Friday, April 24, 2009

SO WHAT'S IN THE LATEST FOX PUSH POLL?

Fox News has a new poll out -- and, as usual, the early questions are standard-issue (and the results are quite good for Barack Obama and the Democrats, and quite bad for the Republicans) ... while the end of the poll is more or less undiluted propaganda.

First, some of the good news:

Obama's job approval rating comes in at 62 percent....

In addition, most people say Obama is doing a better job than they expected (26 percent) or meeting expectations (56 percent). Few say he is doing worse than expected (16 percent)....

Most Americans have a favorable opinion of Obama as a person: 68 percent favorable and 27 percent unfavorable.....

First lady Michelle Obama is even more popular than her husband, as 73 percent of Americans have a positive view of her....

The poll also finds that 73 percent think Obama is honest and trustworthy, up from 60 percent in October 2008. Furthermore, more people today see Obama as a "doer" (43 percent) than a "talker" (30 percent), a reversal from pre-election polling when more people saw him as a talker (49 percent) rather than a doer (34 percent)....

Most Americans -- 69 percent -- say they are satisfied with what Obama has accomplished in his first 100 days, and 57 percent think he is keeping the promises he made during the campaign....


And now some push-poll questions (PDF):

(SAMPLE A ONLY)
41a.
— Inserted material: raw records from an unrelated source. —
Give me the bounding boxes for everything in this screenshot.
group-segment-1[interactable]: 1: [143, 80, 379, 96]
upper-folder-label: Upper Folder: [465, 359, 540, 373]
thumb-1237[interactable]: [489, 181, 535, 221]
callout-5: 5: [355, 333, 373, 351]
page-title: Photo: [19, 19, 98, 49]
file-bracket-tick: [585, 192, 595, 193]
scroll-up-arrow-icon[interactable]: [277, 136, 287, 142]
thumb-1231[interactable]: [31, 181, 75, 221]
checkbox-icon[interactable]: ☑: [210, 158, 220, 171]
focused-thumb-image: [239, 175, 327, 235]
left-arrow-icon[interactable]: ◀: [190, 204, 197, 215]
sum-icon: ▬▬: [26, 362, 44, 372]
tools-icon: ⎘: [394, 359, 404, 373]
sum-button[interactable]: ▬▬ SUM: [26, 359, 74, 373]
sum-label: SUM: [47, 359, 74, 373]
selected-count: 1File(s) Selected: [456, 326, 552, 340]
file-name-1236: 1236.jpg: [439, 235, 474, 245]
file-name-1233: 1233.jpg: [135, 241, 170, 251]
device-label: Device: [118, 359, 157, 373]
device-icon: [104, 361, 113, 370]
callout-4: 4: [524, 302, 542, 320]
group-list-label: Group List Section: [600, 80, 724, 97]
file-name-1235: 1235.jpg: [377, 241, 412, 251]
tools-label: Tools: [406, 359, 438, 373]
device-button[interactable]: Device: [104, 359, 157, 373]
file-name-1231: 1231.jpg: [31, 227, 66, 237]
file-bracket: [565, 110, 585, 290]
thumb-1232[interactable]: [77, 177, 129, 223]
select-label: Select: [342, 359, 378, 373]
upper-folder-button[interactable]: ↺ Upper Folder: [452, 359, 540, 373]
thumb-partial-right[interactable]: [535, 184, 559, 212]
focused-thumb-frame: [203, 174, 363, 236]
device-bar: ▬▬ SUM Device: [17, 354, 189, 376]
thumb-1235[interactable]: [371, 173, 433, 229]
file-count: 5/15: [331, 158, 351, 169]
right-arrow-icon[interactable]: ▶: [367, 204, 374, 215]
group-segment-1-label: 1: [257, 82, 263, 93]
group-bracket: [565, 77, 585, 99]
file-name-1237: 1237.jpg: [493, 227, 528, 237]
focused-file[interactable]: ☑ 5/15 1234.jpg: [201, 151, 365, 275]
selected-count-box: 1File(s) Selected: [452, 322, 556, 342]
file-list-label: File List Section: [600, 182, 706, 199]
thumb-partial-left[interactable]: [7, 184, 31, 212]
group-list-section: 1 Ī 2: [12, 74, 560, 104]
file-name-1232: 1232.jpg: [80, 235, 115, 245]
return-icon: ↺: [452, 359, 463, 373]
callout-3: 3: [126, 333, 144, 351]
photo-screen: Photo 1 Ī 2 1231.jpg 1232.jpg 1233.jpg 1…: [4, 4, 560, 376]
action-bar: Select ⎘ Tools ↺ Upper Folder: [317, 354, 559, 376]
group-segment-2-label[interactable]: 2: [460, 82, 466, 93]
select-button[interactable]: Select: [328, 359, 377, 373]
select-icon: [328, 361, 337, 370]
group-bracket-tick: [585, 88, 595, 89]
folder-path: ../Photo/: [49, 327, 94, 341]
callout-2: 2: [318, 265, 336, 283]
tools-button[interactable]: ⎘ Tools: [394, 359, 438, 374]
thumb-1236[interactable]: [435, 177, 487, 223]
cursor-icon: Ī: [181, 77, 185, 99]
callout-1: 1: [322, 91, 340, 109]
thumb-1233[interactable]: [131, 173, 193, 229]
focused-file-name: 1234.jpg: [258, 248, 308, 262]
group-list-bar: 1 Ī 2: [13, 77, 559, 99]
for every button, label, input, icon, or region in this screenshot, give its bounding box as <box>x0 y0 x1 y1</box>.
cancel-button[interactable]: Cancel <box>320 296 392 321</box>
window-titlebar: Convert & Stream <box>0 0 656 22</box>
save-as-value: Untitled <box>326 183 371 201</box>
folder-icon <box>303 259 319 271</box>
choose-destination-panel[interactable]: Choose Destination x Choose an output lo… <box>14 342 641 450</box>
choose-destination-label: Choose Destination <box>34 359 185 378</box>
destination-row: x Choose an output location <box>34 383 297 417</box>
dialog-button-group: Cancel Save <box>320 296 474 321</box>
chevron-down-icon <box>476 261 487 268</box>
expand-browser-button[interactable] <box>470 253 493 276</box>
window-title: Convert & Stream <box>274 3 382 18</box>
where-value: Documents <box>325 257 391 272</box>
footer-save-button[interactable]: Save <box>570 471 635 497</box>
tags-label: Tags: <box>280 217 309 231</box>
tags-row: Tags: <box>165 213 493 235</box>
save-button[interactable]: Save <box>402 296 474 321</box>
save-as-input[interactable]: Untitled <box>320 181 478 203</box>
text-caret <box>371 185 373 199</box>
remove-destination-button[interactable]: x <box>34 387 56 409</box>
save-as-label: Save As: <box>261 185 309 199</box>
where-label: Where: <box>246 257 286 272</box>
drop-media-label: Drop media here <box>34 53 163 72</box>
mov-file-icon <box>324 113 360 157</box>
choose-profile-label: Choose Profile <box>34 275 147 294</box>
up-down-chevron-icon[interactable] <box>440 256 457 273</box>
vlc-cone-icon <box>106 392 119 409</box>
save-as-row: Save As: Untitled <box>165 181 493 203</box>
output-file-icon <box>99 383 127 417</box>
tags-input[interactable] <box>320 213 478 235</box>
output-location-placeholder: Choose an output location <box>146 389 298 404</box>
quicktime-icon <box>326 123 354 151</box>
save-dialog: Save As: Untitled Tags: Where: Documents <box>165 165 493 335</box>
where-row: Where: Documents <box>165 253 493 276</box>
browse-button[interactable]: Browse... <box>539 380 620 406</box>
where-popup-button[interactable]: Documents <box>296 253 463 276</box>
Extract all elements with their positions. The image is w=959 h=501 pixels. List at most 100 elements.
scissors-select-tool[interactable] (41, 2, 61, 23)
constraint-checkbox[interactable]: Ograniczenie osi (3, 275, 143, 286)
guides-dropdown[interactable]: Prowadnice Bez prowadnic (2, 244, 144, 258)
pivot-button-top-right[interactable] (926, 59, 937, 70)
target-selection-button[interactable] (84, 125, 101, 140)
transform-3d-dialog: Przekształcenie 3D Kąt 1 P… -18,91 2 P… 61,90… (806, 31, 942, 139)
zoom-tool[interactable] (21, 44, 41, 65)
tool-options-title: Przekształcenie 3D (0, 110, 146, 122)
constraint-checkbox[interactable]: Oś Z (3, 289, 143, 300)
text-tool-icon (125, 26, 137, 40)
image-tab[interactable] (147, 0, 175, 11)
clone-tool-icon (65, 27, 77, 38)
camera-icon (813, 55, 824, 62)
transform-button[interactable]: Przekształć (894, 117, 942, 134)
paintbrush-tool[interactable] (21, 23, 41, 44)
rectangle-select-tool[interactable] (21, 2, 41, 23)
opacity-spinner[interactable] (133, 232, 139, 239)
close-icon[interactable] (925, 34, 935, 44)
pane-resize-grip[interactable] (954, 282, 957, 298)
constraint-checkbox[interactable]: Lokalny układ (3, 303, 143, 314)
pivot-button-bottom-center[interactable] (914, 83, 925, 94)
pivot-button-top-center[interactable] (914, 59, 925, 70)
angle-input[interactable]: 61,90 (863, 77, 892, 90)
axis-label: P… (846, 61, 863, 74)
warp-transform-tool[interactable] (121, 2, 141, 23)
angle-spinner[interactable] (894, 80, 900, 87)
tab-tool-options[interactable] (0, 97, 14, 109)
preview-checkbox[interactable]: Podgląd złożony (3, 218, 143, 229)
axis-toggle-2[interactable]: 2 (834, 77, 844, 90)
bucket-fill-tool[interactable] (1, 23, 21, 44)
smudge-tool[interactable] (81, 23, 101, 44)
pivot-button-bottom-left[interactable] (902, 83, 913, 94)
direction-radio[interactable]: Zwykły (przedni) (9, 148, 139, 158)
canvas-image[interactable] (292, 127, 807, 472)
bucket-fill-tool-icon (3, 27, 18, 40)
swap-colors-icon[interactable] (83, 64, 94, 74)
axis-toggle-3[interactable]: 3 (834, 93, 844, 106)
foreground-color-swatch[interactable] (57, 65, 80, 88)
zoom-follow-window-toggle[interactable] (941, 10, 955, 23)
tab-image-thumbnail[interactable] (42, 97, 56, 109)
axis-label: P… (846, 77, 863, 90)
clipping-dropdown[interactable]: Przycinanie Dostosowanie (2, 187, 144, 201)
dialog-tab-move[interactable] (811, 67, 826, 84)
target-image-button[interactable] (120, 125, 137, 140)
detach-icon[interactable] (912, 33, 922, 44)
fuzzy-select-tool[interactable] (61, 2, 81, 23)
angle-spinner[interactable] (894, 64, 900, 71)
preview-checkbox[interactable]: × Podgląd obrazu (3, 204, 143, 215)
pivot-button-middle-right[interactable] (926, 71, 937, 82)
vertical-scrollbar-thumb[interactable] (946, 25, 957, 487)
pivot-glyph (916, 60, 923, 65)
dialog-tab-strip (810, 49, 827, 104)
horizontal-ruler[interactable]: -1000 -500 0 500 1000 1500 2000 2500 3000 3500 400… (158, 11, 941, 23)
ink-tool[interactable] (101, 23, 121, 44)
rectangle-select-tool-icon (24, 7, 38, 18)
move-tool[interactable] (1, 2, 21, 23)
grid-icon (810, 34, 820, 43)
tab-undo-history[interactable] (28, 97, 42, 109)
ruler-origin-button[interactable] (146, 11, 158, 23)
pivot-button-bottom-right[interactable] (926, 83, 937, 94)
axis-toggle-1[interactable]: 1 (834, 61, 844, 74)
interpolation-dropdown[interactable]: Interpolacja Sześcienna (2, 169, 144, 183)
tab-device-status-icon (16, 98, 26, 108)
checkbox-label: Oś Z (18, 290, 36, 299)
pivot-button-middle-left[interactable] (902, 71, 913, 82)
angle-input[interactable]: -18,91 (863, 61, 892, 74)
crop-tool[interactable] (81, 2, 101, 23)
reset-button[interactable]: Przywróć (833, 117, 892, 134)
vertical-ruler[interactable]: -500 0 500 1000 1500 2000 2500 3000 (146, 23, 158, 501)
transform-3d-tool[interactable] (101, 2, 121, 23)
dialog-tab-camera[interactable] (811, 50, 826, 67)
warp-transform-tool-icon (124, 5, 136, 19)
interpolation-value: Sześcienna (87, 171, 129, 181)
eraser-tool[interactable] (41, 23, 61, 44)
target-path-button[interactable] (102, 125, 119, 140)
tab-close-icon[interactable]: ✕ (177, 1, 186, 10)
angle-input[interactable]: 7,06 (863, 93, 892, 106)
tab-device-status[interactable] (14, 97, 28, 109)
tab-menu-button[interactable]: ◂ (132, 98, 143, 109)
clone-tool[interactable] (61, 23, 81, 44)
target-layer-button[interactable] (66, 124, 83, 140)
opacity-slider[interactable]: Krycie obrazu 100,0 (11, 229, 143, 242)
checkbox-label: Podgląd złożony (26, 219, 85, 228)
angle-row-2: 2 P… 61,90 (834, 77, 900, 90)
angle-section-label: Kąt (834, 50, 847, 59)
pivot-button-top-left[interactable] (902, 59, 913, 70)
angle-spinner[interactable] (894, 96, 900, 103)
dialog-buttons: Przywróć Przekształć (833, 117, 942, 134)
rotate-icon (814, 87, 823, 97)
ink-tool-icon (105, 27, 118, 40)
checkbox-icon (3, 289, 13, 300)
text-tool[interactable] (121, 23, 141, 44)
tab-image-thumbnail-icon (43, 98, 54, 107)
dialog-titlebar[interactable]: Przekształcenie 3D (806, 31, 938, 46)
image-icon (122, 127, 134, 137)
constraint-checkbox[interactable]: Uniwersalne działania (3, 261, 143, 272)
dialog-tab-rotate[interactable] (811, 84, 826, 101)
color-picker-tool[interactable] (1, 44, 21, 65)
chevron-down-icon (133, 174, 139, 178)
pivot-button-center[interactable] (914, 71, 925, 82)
Do you believe Barack Obama's three point six trillion dollar budget plan will help stabilize the nation's economy, or not?

(SAMPLE B ONLY)
41b. Do you believe the recently passed three point six trillion dollar federal budget plan will help stabilize the nation's economy, or not?

42. Does the recently passed three point six trillion dollar federal budget plan make you feel more or less secure about the nation's financial future?


(Hmmm ... I've poked around in Fox's poll archive for 2008 and I haven't found any polls in which multiple questions were asked about George W. Bush's "three point one trillion dollar federal budget plan." But maybe I just didn't look hard enough.)

52. Do you think Barack Obama believes the United States is in a global war on terrorism?

(Disappointingly for Fox, "yes" wins.)

53. The Secretary of Homeland Security has stopped using the word terrorism and instead uses the phrase "man-caused disasters." Do you think President Obama should use the word terrorism when referring to threats from terrorists or should he say man-caused disasters?

(More politically correct language police work from the right! By the way, here's a speech Napolitano gave Wednesday in which she used some form of the word "terrorism" ten times.)

55. In talking about what might happen to detainees when the Guantanamo Bay prison is closed, recently National Intelligence Director Dennis Blair said some of the prisoners may be released in the United States and suggested it may be necessary to give them assistance for them to start a new life. Do you favor or oppose using taxpayer dollars to help prisoners released from Guantanamo Bay?

(This is really sleazy because the prisoners he's talking about are Chinese Uighurs, most of whom were determined not to be threats in 2003, yet they've been in legal limbo ever since, and the Obama administration, quite rightly, doesn't want to return them to China, where they'd be persecuted. None of this, you'll note, is mentioned in the question.)

56. As you may have heard, Secretary of Homeland Security Janet Napolitano recently suggested that U.S. veterans of the Iraq and Afghanistan wars might be susceptible for recruitment into rightwing extremists groups -- do you think she is right and it is a possibility, or do you think such a suggestion is an insult to veterans?

(Of course, Napolitano didn't say this -- this was part of a DHS report done under the aegis of a holdover Bush appointee, and a comparable report on left-wing extremists was released by DHS in late January, and a DHS report from late in Bush's term that also warned about possible white-supremacist recruitment of veterans was issued without inspiring an angry response from the right, or, as far as I know, a question in a Fox News poll.)

There's a question about Chavez and Castro, of course, and there are several questions about waterboarding (including one, naturally, positing the ticking-bomb scenario).

All in all, a fairly typical Fox poll.